SC : Ma dernière question porte sur la déflagration #MeToo : procès Mazan, procès Depardieu, procès Ruggia, French Bukkake. Ceci serait-il possible sans l’avènement de ce mouvement ? C’est une conquête pour nous, les femmes, les féministes, mais sur les réseaux ainsi que dans certains textes littéraires publiés dernièrement, le masculinisme fait rage. Je lis des propos horribles tenus par des auteurs qui parlent de « meute » de « féministes radicales » pour dénoncer le soutien de celles-ci aux femmes agressées par Depardieu. Sans parler de la nébuleuse « manosphère » et des femmes qui reproduisent ces propos masculinistes. Dernièrement une amie me disait : « les hommes aujourd’hui rasent les murs ». Pourtant, comme le dit Margaret Atwood « les hommes ont peur que les femmes se moquent d’eux. Les femmes ont peur que les hommes les tuent. » Quels leviers pour faire face à ceci ? Sachant que ce collectif Récits de la violence pornographique en est un ainsi que les associations féministes qui le soutiennent, les autrices qui donnent la voix aux silenciées, ainsi que tous tes ouvrages voués à la construction de l’histoire des femmes.

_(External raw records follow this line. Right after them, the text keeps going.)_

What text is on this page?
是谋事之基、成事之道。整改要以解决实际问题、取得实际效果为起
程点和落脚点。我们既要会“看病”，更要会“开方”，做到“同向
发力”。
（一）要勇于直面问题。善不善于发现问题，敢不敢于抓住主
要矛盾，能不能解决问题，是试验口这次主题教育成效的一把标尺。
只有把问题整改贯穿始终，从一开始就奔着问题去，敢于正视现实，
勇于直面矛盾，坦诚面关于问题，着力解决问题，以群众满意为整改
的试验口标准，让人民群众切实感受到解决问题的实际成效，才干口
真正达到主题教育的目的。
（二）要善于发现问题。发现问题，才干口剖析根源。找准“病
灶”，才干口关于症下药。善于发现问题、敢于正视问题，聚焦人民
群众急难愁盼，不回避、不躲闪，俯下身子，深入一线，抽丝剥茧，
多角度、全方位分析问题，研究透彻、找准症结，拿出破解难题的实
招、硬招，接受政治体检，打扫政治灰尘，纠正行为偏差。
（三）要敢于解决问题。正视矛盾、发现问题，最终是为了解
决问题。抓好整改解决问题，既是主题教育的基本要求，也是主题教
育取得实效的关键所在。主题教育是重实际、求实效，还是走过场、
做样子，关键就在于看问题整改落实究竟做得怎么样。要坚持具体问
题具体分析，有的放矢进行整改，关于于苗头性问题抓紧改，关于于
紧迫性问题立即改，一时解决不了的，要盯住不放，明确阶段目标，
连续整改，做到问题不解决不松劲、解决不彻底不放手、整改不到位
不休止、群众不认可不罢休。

CT : Ce que montrent toutes ces affaires, c’est en même temps le ras-le-bol des femmes, leur désir de changement radical, et face à cette volonté profonde de plus en plus affirmée, la (re)-montée, en miroir, de l’idéologie masculiniste. Les droits des femmes ont toujours été liés aux combats des femmes. Et, comme à chaque fois que ces luttes ont donné lieu à une remise en cause importante du privilège masculin, la riposte des hommes opposés à tout changement s’est mise en branle. Pour moi, la « nouvelle pornographie » est une tentative visant à reprendre le pouvoir de la pire manière qui soit, par la brutalité extrême. C’est pourquoi il est nécessaire de condamner très fermement les violences qui y ont usuellement et banalement cours, d’interdire ces sites tout en produisant des contre-discours massivement diffusés qui permettront, je l’espère grandement, l’émergence d’autres imaginaires qui aboutiront, in fine, à d’autres pratiques. Un cycle vertueux serait dès lors enclenché pour toutes les générations car la « nouvelle pornographie » devient pour beaucoup de (très) jeunes, garçons et filles, le lieu de découverte de la sexualité et des premières expérimentations liées à celle-ci, ce qui en soi est une question sociétale majeure. Se pose, en effet, la question de savoir si, en tant que société humaine, nous pouvons tolérer un monde où les hommes pensent que prendre leur plaisir se résume à étrangler, humilier, violer et dégrader les femmes. On ne peut pas laisser un domaine de nos vies aussi important que la sexualité aux mains de misogynes haineux et violents qui de surcroît deviennent alors, du fait même de notre inertie et de notre aveuglement, les « éducateurs » sexuels des nouvelles générations. 





Collectif, Sous nos regards. Récits de la violence pornographique, Préfaces de Christelle Taraud et de Lorraine de Foucher, coordination littéraire par Stéphanie Khayat, Paris, Seuil « Documents (H.C.) », avril 2025, 304 pages, 22 euros.


Note :

(1) Voir Christelle Taraud, Capitalisme sexuel : naissance d’une industrie, Paris, La Découverte, 2026, à paraître.